Mystery Shopping Your Candidate Experience

Your candidate experience is more than a fancy career site and an application to completion ratio. It’s a series of emotions a candidate has throughout your entire hiring process. There’s no better way to understand your candidate’s journey than by putting yourself in their shoes. In retail circles, this is commonly referred to as “mystery shopping,” a practice that reveals the customer experience from merchandising to the cash register. Plus, we've all likely seen an episode or two of UnderCover Boss that takes this concept to the airwaves. As a talent leader, “mystery shopping” your own candidate experience will help you understand the journey your candidates are on. Here's a quick read from UnderCover Recruiter with over 30 ways to make a candidate experience just that much more positive. Goes to show, that sometimes the big wins come from doing the small things right.

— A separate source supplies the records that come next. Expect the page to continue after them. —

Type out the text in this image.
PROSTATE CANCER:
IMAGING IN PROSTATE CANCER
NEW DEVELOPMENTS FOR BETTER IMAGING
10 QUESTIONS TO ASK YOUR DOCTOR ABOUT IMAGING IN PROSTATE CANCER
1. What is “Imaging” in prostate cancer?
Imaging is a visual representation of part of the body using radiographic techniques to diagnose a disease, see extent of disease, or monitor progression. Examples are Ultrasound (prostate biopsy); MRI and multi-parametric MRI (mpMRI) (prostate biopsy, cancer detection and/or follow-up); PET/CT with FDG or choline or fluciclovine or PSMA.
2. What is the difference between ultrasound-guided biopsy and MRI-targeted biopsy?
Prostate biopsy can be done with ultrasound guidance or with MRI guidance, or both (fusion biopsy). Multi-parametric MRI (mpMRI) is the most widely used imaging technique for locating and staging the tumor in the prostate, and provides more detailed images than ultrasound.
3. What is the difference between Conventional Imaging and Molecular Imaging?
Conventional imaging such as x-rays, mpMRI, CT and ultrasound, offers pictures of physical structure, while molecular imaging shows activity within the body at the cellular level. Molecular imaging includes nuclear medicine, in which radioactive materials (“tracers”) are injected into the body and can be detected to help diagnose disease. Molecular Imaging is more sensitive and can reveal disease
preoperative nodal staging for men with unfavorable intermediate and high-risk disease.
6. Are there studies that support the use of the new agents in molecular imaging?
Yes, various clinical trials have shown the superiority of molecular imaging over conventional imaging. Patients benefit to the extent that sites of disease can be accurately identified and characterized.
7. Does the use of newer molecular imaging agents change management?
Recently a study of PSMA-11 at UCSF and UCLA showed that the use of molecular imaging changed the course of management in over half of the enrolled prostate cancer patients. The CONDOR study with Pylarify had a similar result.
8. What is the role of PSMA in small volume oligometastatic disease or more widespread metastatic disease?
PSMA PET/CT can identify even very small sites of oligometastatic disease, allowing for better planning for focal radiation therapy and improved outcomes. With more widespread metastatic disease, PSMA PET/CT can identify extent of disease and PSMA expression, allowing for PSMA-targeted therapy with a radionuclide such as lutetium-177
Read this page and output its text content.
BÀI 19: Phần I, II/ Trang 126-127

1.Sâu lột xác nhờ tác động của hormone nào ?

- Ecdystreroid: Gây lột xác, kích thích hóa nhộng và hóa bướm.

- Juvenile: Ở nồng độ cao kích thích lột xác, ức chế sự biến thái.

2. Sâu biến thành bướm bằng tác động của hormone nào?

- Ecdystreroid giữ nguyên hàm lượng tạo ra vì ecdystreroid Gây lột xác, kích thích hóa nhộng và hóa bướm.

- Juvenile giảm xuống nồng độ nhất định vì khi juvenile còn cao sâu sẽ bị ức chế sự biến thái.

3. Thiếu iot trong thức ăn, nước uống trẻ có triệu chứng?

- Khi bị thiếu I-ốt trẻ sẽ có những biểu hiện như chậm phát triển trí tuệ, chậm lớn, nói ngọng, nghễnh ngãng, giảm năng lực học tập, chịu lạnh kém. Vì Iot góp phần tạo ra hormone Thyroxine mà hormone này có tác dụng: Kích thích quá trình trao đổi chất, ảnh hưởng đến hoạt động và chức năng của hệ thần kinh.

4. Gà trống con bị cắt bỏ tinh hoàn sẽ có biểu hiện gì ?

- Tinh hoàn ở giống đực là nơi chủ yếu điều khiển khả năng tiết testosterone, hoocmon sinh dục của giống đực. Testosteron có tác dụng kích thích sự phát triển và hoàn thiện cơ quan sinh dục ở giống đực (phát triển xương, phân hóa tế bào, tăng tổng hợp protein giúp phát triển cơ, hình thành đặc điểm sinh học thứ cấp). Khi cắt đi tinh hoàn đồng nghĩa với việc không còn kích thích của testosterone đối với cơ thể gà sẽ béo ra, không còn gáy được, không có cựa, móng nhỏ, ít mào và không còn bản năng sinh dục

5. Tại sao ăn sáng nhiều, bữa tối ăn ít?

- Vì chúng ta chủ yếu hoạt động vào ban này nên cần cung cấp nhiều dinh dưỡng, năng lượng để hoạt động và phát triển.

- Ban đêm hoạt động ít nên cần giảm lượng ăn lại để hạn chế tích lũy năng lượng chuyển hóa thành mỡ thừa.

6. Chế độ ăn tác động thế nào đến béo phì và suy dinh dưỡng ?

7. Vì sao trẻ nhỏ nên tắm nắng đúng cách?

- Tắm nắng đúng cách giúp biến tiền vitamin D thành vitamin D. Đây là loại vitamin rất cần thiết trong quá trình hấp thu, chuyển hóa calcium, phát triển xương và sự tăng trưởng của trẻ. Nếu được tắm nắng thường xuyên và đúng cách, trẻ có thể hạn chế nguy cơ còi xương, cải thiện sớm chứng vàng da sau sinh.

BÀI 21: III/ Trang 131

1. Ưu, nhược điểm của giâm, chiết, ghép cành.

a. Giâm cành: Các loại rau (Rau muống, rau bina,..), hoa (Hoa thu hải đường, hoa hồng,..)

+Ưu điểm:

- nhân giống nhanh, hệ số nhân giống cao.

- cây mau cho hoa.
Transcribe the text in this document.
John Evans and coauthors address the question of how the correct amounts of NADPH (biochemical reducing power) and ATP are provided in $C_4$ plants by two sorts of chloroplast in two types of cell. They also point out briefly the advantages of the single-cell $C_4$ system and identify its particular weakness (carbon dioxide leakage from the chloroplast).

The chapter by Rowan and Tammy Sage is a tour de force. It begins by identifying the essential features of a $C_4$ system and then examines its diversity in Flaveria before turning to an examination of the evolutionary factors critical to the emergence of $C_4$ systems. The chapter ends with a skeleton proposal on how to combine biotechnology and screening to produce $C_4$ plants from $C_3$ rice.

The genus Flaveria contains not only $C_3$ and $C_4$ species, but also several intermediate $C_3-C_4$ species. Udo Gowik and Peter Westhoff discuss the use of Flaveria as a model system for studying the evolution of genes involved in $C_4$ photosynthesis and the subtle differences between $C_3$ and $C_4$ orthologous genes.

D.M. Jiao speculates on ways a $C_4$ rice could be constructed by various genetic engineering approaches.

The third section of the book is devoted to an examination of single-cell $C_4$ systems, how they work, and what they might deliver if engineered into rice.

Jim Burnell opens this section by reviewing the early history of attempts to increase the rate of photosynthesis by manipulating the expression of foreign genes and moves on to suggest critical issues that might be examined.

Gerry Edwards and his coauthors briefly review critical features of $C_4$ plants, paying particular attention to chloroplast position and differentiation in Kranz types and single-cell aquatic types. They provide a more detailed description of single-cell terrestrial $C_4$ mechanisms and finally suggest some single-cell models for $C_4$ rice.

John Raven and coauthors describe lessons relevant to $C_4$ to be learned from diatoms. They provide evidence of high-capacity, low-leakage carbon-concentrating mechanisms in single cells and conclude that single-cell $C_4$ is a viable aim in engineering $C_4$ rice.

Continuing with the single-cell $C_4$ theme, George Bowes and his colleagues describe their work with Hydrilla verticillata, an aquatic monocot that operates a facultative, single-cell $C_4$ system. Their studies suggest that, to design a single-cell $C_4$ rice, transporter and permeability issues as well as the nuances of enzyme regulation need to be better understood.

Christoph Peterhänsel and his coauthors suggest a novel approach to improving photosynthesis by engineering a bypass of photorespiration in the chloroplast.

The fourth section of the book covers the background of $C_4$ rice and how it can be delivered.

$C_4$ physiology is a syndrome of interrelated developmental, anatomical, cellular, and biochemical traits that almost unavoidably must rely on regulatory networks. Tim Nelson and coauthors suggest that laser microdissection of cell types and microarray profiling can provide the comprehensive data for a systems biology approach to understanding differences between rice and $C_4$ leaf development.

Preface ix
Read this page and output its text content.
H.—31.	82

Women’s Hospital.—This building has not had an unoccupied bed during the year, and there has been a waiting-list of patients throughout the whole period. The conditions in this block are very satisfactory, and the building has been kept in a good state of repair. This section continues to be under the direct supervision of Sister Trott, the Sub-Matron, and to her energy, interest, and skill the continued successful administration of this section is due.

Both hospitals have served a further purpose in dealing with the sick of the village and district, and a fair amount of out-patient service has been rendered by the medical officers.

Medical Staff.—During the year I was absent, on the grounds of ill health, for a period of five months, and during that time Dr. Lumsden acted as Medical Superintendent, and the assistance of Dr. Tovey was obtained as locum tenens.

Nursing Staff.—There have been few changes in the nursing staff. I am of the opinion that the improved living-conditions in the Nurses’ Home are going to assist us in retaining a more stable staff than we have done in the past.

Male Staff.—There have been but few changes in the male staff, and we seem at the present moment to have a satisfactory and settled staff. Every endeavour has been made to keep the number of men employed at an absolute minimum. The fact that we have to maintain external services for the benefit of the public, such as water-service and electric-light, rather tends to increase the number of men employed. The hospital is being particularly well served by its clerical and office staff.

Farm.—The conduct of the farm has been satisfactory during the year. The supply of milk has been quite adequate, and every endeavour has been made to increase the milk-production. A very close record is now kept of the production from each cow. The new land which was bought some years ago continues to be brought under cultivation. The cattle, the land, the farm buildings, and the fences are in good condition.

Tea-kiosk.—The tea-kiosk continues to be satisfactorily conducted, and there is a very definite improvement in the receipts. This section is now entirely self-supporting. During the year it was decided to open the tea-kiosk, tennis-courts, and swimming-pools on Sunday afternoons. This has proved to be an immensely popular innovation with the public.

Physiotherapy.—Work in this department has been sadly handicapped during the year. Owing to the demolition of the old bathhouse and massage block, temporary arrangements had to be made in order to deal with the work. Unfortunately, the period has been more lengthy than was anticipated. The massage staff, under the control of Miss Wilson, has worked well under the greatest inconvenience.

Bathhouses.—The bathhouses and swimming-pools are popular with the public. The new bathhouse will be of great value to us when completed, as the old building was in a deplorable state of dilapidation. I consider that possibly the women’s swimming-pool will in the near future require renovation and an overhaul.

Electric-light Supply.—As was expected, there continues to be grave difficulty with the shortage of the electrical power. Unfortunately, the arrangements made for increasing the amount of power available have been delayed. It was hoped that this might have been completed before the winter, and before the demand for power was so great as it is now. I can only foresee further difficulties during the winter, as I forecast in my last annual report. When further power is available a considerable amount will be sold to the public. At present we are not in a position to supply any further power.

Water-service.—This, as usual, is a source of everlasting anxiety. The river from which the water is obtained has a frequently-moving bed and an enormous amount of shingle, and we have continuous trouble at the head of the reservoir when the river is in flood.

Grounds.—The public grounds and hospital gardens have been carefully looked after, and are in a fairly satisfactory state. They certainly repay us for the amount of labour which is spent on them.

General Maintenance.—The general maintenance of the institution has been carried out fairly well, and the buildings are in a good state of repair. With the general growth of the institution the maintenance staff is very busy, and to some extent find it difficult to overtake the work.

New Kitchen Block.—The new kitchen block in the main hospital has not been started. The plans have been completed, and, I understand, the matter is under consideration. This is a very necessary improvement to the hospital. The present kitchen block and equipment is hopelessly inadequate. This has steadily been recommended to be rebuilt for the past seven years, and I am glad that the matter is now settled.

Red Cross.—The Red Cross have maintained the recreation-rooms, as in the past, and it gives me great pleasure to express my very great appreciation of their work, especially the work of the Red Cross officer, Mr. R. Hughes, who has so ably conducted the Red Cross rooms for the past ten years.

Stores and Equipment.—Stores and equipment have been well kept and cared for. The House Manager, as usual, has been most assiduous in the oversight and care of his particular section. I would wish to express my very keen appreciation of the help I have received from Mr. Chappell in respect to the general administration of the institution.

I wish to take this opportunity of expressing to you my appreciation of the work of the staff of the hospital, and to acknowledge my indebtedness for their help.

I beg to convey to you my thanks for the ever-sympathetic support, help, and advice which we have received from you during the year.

Are Candidates Ghosting You? 

Now in an era of abundance, job seekers find themselves faced with learning how to professionally field multiple job offers. Enter job ghosting. It appears the workforce is finally reciprocating the lack of obligation employers have felt toward current and prospective employees for all these years. The tables may have finally turned leaving companies with the same negative experiences once held to the candidates during their own recruiting practices. As discussed in LinkedIn's blog post, don't let your lack of candidate experience be the reason you get ghosted on a critical new hire. Remember the golden rule: "Do unto others as you would have them do unto you." Ghosting on candidates who have spent time and effort in your recruiting process, could cost you a ghosted purple squirrel candidate in return.